The governor also intends to move the Higher Education Commission and its 50 employees from Annapolis to Baltimore, where the Maryland State Department of Education is located. The commission's relocation was first announced last month. The state Board of Public Works is expected to consider a $2.4 million contract to design the new space on West Baltimore Street on Wednesday.

Anne Arundel County Executive John R. Leopold, a Republican who runs the largely GOP county, questioned whether the deficit-plagued state should take on such costly relocations. He also noted that he wasn't consulted about either move and that he suspected they were motivated by politics. Prince George's County and Baltimore City are considered Democratic strongholds.

"That's the kind of thing you discuss with the government that is losing this space," said Leopold. "The governor believes it's appropriate to waste taxpayers' money when state resources are severely limited. Moving state employees around like pawns on a chessboard during a time of economic distress is not a prudent approach."

O'Malley has promoted the housing department's planned relocation as a way to build a transit-oriented development in New Carrollton, near the Purple Line light rail. The department's headquarters — Prince George's first state agency — would move to a new building that also would include retail and residential space. Last month, the governor discussed the details of the 700,000-square-foot facility, calling it "a modern investment in a modern economy."

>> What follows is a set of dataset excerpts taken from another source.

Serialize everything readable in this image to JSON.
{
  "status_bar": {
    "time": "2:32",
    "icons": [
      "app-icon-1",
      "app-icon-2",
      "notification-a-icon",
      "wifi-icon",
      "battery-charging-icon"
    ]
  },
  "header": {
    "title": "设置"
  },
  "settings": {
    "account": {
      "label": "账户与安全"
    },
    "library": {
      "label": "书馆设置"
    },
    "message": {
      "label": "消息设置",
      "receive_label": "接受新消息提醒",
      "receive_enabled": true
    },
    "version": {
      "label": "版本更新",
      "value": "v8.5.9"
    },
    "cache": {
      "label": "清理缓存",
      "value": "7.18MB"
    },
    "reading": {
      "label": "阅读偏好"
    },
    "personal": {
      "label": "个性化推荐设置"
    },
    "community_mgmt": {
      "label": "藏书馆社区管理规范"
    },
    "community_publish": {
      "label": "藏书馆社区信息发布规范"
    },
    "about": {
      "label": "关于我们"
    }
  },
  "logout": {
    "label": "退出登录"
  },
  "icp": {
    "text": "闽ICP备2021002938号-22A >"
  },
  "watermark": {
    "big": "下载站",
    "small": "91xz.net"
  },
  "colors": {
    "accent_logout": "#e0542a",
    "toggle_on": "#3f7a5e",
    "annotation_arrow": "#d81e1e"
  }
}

Takirra Winfield, an O'Malley spokeswoman, said the long-term savings from relocating the agency, which works on foreclosure prevention and neighborhood revitalization, to an area that has been hit hard by the housing crisis and that also has access to public transportation would far outweigh any upfront costs.

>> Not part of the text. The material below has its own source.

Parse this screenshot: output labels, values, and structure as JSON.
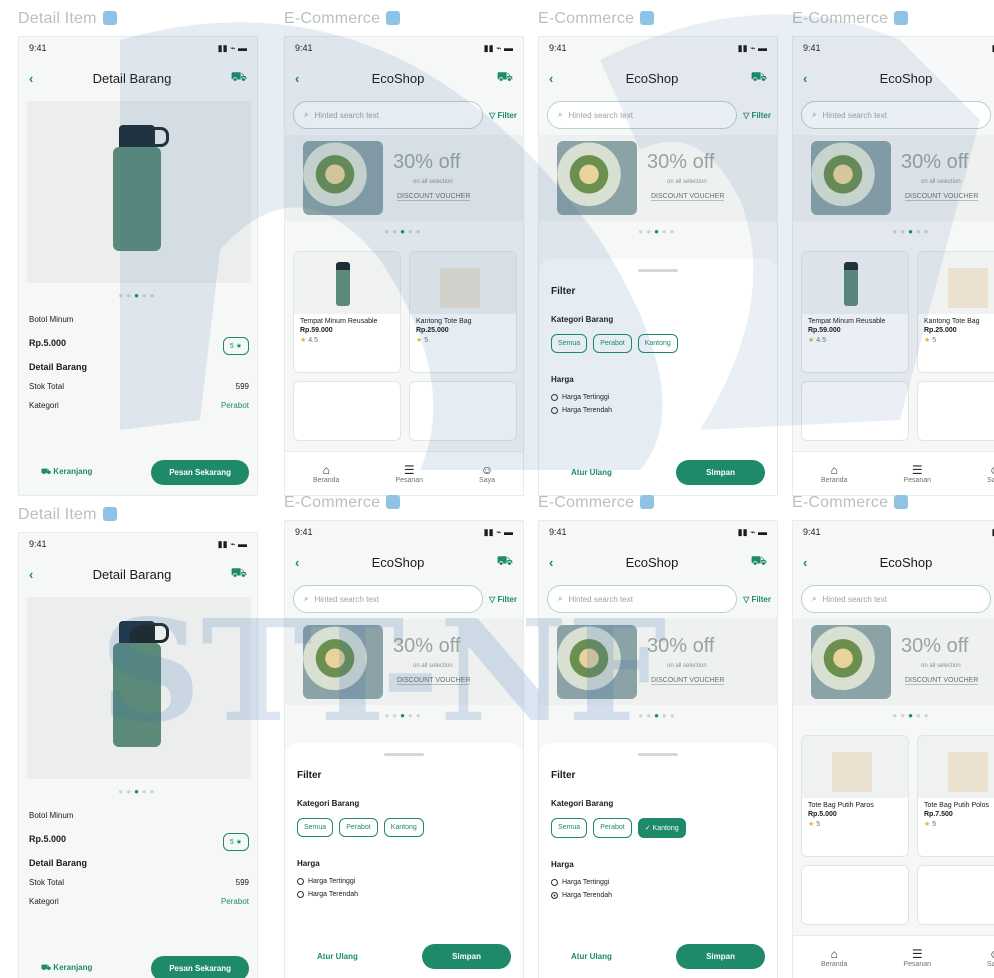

"This is by no means a political move," Winfield said. "It's about smart growth. It's about jobs, about bringing the agency closer to the community it serves the most. The short-term costs are worth it. There's definitely savings in the long term."

The housing department is scheduled to move by 2013.

The Higher Education Commission is planning to move to the state education department in Baltimore in November. State officials have long discussed a possible merger, and those talks continue.

While the losses represent a small portion of the 8,000 state workers based in Anne Arundel, Leopold and other Anne Arundel officials said any loss of workers — and a customer base for neighboring businesses — can hurt, especially in a down economy.

Kenneth Vogel, who owns the western Annapolis building that has housed the Higher Education Commission for the past decade, said the move took him by surprise. He said he recently agreed to lower the $41,000 monthly rent.

"This guy from the state called up and said, 'We're canceling our lease,'" said Vogel, who has owned the single-story building near the Westfield Annapolis Mall for about 15 years. "I said, 'Did you take into consideration that you're going to have to pay a fee to break the lease?' He said, 'No, that's somebody else's job in the agency.' It was stunning."

State Sen. James E. DeGrange, a Democrat who represents Anne Arundel, said he opposes the housing department's move in particular, questioning the fiscal implications.

"If you've got a facility that's already here, why are you going to go out and pay rent? That just doesn't seem to make good fiscal sense to me."

Shiva Reddy, who manages a Subway shop near the department's Crownsville headquarters, says he draws more than 100 state workers for lunch each week, and he's bracing for a lighter lunchtime trade. For weeks, Reddy said, he has heard the agency's workers griping about the move. He said some have claimed they would quit rather than take on a long commute.

"It will definitely affect business," said Reddy, who said he may have to lay off employees if the business is not able to lure other customers. "They have a cafeteria in their building, but my stuff is more healthy."

"The governor right now is a Democrat," Reddy added, "so maybe if they get a Republican in there, they will change their mind."